It seems to depend a lot. It's kind of hard in Germany - they wanted my permanent address. I didn't find France as difficult. Iceland didn't care. Italy wanted my passport. Chile, you virtually needed to be a citizen, as I recall.
It seems to depend a lot. It's kind of hard in Germany - they wanted my permanent address. I didn't find France as difficult. Iceland didn't care. Italy wanted my passport. Chile, you virtually needed to be a citizen, as I recall.
> Chile, you virtually needed to be a citizen, as I recall.
I heard something similar about Russia after recent changes actually, it could as well be impossible for non-residents so tourists just stick with international roaming and public wifi. IIRC there's a catch-22 situation where you need a Gosuslugi (online government services portal) account to buy a sim, but you need a Russian phone number to sign up for one. As a citizen, you just need your ID (internal passport).
But of course, the public Wifi also requires authentication. With, you guessed it, a phone number.
Yes, that's another law they have. Can't access the internet anonymously, basically. And yes, foreign phone numbers do work.

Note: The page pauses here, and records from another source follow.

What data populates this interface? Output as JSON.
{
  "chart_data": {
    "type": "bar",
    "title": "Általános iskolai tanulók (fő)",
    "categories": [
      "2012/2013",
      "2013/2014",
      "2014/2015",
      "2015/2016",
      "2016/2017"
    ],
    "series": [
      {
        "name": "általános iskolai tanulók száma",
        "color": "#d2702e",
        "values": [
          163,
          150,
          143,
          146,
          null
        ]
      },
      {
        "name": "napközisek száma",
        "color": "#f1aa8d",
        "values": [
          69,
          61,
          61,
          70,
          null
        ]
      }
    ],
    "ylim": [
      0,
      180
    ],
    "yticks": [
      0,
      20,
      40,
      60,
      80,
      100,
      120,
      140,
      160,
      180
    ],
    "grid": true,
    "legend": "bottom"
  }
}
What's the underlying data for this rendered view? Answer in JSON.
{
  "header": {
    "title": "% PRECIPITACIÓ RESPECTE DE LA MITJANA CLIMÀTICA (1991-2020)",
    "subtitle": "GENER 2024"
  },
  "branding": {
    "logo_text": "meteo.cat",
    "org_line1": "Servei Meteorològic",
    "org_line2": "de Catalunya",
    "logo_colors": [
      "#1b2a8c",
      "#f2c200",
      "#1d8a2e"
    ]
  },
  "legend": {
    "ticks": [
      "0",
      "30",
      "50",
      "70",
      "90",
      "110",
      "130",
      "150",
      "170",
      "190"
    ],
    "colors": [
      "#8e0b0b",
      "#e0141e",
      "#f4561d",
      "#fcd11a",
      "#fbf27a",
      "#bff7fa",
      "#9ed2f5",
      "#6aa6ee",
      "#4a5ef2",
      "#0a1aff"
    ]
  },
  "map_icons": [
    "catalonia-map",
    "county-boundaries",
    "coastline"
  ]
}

Though I've seen, plenty of times, smaller places have a "public" wifi with a password, and the password is just written on a piece of paper somewhere. That must technically violate that law. But you know, laws in Russia...
The first and last time I was in Russia was in 2019, passing by Moscow airport, and you already required a phone number to use the public WiFi, but any foreign number was OK.
Foreigners must provide their biometric data to buy a local SIM card. They better just use a tourist SIM card.
Btw you can still buy an anonymous SIM card with cash in the Netherlands in pretty much any supermarket/kiosk/whatever. And if you just need Internet, I haven't had any eSIM provider try to verify my ID so far. Although those can't easily be paid in cash.
Are there services in the EU similar to Privacy.com? They along with US arm of Revolut lets you use disposable digital cards to buy things, but I don't know if such functionality is legal in the EU.
That will likely change too if it becomes the last bastion of anonymous SIM cards.
In Japan you need to ID as a resident to get a phone number that can make calls, but anyone can get an anonymous data-only SIM
South Korea is also hard
FWIW I bought my Chilean SIM without any problems whatsoever.
Situation circa 2019 at least was that foreign tourists in Chile could purchase a SIM card, but it would be automatically disconnected after some amount of time without registering the phone in a way few foreign tourists would do.
Not quite, the requirement is that phones not bought locally need to be registered after 30 days, regardless if someone is a tourist or a Chilean citizen. It's a mix of deterring tax evasion, importing stolen phones, and regulatory homologation. The government delegates responsibility to various telecom companies to have portals to self-register the IMEI with ID, which can be a foreign passport.
I'm sure the cops can get that info, but its mostly to enforce the "only one free register per year". Anyone can buy a phone with cash and use a prepaid sim with zero ID needed.
I got mine in 2024. Maybe the shop clerk activated it for me, I don't remember.